Amy HillIt's October, and for most home gardeners this is a time to start slowing down. Tomato season is over. Green beans and melons are spent. Maybe you grew your Halloween pumpkin and it's time to carve it. 


For me, this is a time to gear up. With the kids back in school and hot temperatures abating, I have (slightly) more time and energy to think about gardening. I am around more, but the insects and fungal diseases, for the most part, are not. 


And I am fortunate to live in a part of the country where I can garden year-round. For the past few years, I've raised root crops and greens at a local community garden. This year, I'm hoping to try it at home.

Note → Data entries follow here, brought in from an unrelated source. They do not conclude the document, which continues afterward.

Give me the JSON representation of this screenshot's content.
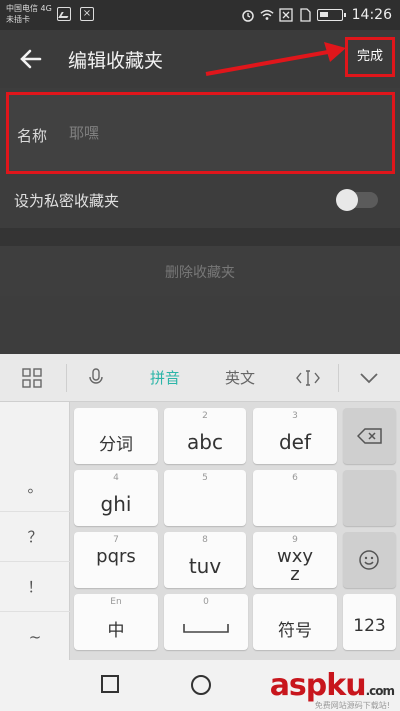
{
  "status_bar": {
    "carrier_line1": "中国电信 4G",
    "carrier_line2": "未插卡",
    "time": "14:26"
  },
  "app_bar": {
    "title": "编辑收藏夹",
    "done_label": "完成",
    "back_icon": "arrow-left-icon"
  },
  "form": {
    "name_label": "名称",
    "name_placeholder": "耶嘿",
    "private_label": "设为私密收藏夹",
    "private_enabled": false,
    "delete_label": "删除收藏夹"
  },
  "keyboard": {
    "toolbar": {
      "grid_icon": "grid-icon",
      "mic_icon": "microphone-icon",
      "pinyin_label": "拼音",
      "english_label": "英文",
      "cursor_icon": "cursor-icon",
      "collapse_icon": "chevron-down-icon"
    },
    "side_keys": [
      "。",
      "？",
      "！",
      "~"
    ],
    "keys": {
      "k1": {
        "num": "",
        "main": "分词"
      },
      "k2": {
        "num": "2",
        "main": "abc"
      },
      "k3": {
        "num": "3",
        "main": "def"
      },
      "k4": {
        "num": "4",
        "main": "ghi"
      },
      "k5": {
        "num": "5",
        "main": ""
      },
      "k6": {
        "num": "6",
        "main": ""
      },
      "k7": {
        "num": "7",
        "main": "pqrs"
      },
      "k8": {
        "num": "8",
        "main": "tuv"
      },
      "k9": {
        "num": "9",
        "main": "wxyz"
      },
      "space_num": "0",
      "lang_num": "En",
      "lang_main": "中",
      "symbol": "符号",
      "num_mode": "123"
    }
  },
  "watermark": {
    "text": "aspku",
    "suffix": ".com",
    "sub": "免费网站源码下载站!"
  },
  "colors": {
    "highlight_red": "#e0161b",
    "accent_teal": "#2cb5a8"
  }
}
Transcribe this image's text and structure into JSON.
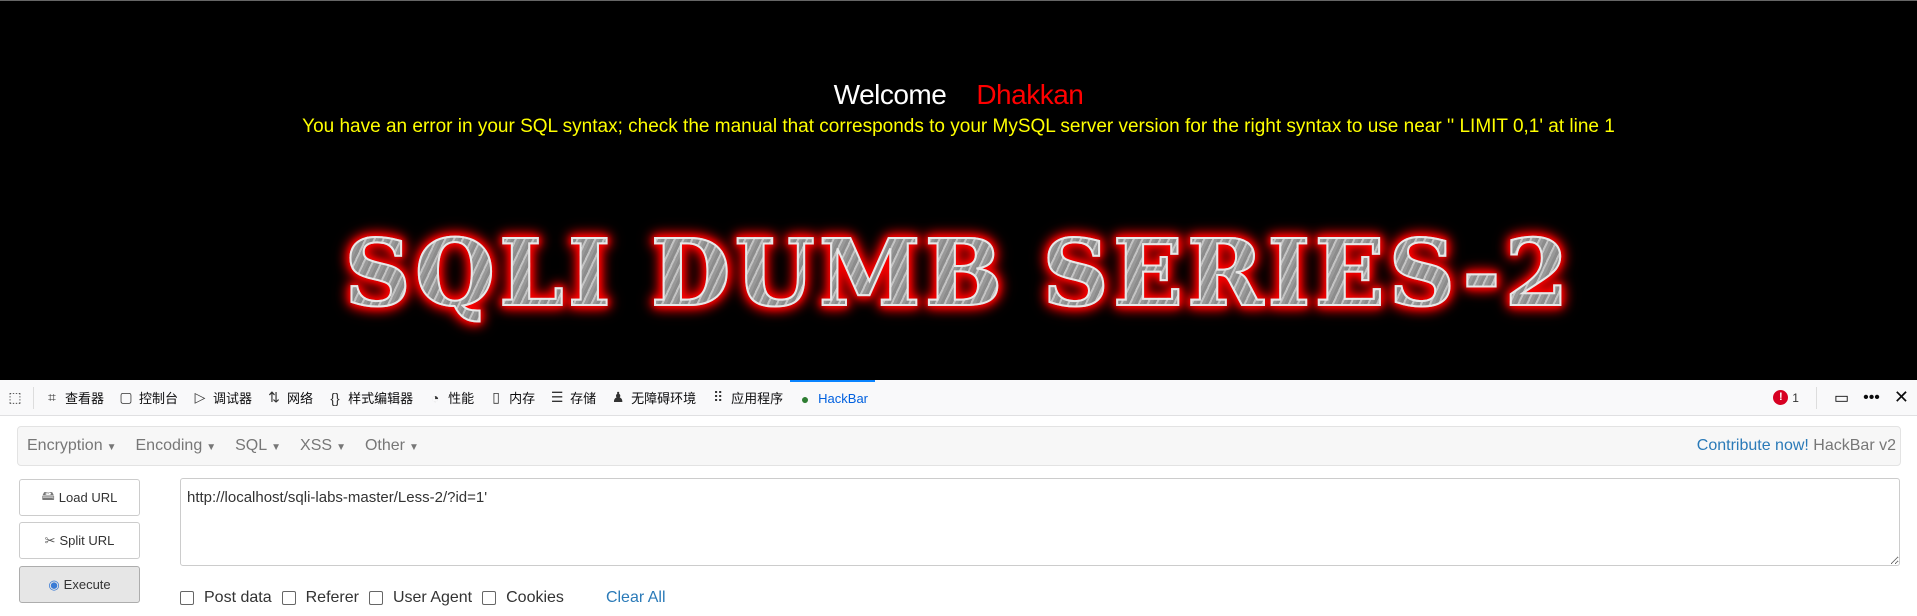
{
  "page": {
    "welcome": "Welcome",
    "user": "Dhakkan",
    "error": "You have an error in your SQL syntax; check the manual that corresponds to your MySQL server version for the right syntax to use near '' LIMIT 0,1' at line 1",
    "title": "SQLI DUMB SERIES-2"
  },
  "devtools": {
    "tabs": [
      {
        "label": "查看器",
        "icon": "inspector-icon"
      },
      {
        "label": "控制台",
        "icon": "console-icon"
      },
      {
        "label": "调试器",
        "icon": "debugger-icon"
      },
      {
        "label": "网络",
        "icon": "network-icon"
      },
      {
        "label": "样式编辑器",
        "icon": "style-editor-icon"
      },
      {
        "label": "性能",
        "icon": "performance-icon"
      },
      {
        "label": "内存",
        "icon": "memory-icon"
      },
      {
        "label": "存储",
        "icon": "storage-icon"
      },
      {
        "label": "无障碍环境",
        "icon": "accessibility-icon"
      },
      {
        "label": "应用程序",
        "icon": "application-icon"
      },
      {
        "label": "HackBar",
        "icon": "hackbar-icon",
        "active": true
      }
    ],
    "error_count": "1",
    "accent": "#0a84ff"
  },
  "hackbar": {
    "menu": [
      "Encryption",
      "Encoding",
      "SQL",
      "XSS",
      "Other"
    ],
    "contribute": "Contribute now!",
    "version": "HackBar v2",
    "buttons": {
      "load": "Load URL",
      "split": "Split URL",
      "execute": "Execute"
    },
    "url": "http://localhost/sqli-labs-master/Less-2/?id=1'",
    "options": [
      "Post data",
      "Referer",
      "User Agent",
      "Cookies"
    ],
    "clear_all": "Clear All"
  }
}
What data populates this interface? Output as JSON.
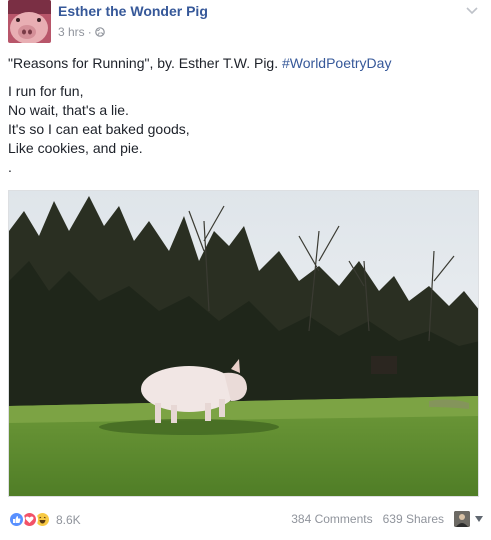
{
  "post": {
    "author": "Esther the Wonder Pig",
    "timestamp": "3 hrs",
    "separator": "·",
    "audience_icon": "globe-icon",
    "menu_icon": "chevron-down-icon",
    "caption_text": "\"Reasons for Running\", by. Esther T.W. Pig. ",
    "hashtag": "#WorldPoetryDay",
    "poem_lines": [
      "I run for fun,",
      "No wait, that's a lie.",
      "It's so I can eat baked goods,",
      "Like cookies, and pie.",
      "."
    ],
    "media_description_icon": "video-thumbnail"
  },
  "footer": {
    "reaction_icons": [
      "like-icon",
      "love-icon",
      "haha-icon"
    ],
    "reaction_count": "8.6K",
    "comments": "384 Comments",
    "shares": "639 Shares"
  },
  "colors": {
    "link": "#365899",
    "meta": "#90949c",
    "like": "#5890ff",
    "love": "#f25268",
    "haha": "#f7c944"
  }
}
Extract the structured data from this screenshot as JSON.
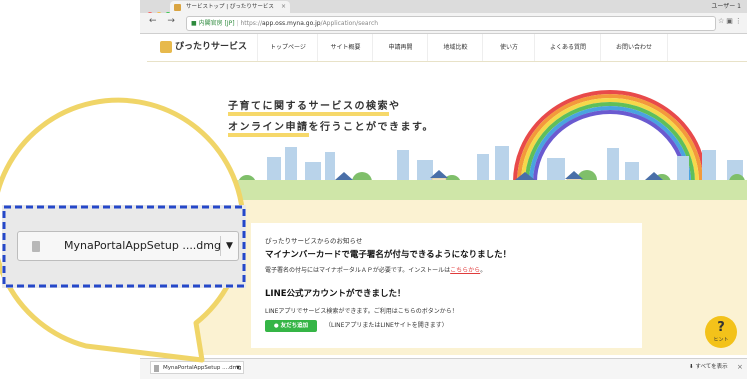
{
  "browser": {
    "tab_title": "サービストップ | ぴったりサービス",
    "user_label": "ユーザー 1",
    "url_secure_label": "内閣官房 [JP]",
    "url_scheme": "https://",
    "url_host": "app.oss.myna.go.jp",
    "url_path": "/Application/search",
    "nav_glyphs": "← → C"
  },
  "site": {
    "logo_text": "ぴったりサービス",
    "nav": [
      "トップページ",
      "サイト概要",
      "申請再開",
      "地域比較",
      "使い方",
      "よくある質問",
      "お問い合わせ"
    ]
  },
  "hero": {
    "slogan_line1_highlight": "子育てに関するサービスの検索",
    "slogan_line1_rest": "や",
    "slogan_line2_highlight": "オンライン申請",
    "slogan_line2_rest": "を行うことができます。"
  },
  "notice": {
    "heading": "ぴったりサービスからのお知らせ",
    "title": "マイナンバーカードで電子署名が付与できるようになりました！",
    "body": "電子署名の付与にはマイナポータルＡＰが必要です。インストールは",
    "link": "こちらから",
    "body_end": "。",
    "line_title": "LINE公式アカウントができました！",
    "line_body": "LINEアプリでサービス検索ができます。ご利用はこちらのボタンから！",
    "line_button": "友だち追加",
    "line_note": "（LINEアプリまたはLINEサイトを開きます）"
  },
  "hint": {
    "symbol": "?",
    "label": "ヒント"
  },
  "download": {
    "filename": "MynaPortalAppSetup ....dmg",
    "show_all": "すべてを表示",
    "close": "×"
  },
  "colors": {
    "accent_yellow": "#f3c21a",
    "callout_border": "#f0d568",
    "dashed_highlight": "#2548c9",
    "line_green": "#35b546",
    "link_red": "#e03b3b"
  }
}
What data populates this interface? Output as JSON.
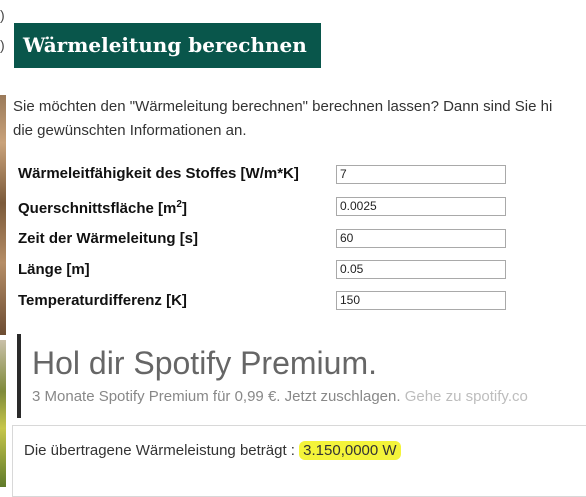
{
  "page": {
    "title": "Wärmeleitung berechnen",
    "intro_line1": "Sie möchten den \"Wärmeleitung berechnen\" berechnen lassen? Dann sind Sie hi",
    "intro_line2": "die gewünschten Informationen an."
  },
  "form": {
    "conductivity": {
      "label": "Wärmeleitfähigkeit des Stoffes [W/m*K]",
      "value": "7"
    },
    "area": {
      "label_main": "Querschnittsfläche [m",
      "label_sup": "2",
      "label_end": "]",
      "value": "0.0025"
    },
    "time": {
      "label": "Zeit der Wärmeleitung [s]",
      "value": "60"
    },
    "length": {
      "label": "Länge [m]",
      "value": "0.05"
    },
    "temp_diff": {
      "label": "Temperaturdifferenz [K]",
      "value": "150"
    }
  },
  "ad": {
    "title": "Hol dir Spotify Premium.",
    "subtitle": "3 Monate Spotify Premium für 0,99 €. Jetzt zuschlagen.",
    "link": "Gehe zu spotify.co"
  },
  "result": {
    "label": "Die übertragene Wärmeleistung beträgt : ",
    "value": "3.150,0000 W"
  },
  "left_strip": {
    "top_marks": [
      ")",
      ")"
    ]
  },
  "colors": {
    "title_bg": "#09564b",
    "highlight": "#f4f43a"
  }
}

The seed catalogues have already begun appearing, and yesterday I dug out some packets of lettuce and winter herbs tucked away in an airtight jar in the back of the refrigerator, which I'd kept since my spring sowing. Technically, it is a little late to direct-seed most greens in Zone 7b, but I have had luck in the past with spinach, kale, lettuce, and chard even into November. I'm also keen to try my hand at garlic in the home garden. 


Catalogues and Seed Packets


My primary goal this fall is to go slowly. The seed catalogues tempt me with unusual foliage and flavors, but my limited space forces me to pick and choose. And my secondary goal is to remember to repeat sowings every few weeks. This year, I'm putting a reminder on my online calendar, set to repeat every two weeks. If I can just sow a little bit here and a little bit there, I should be able to keep myself in salad all winter.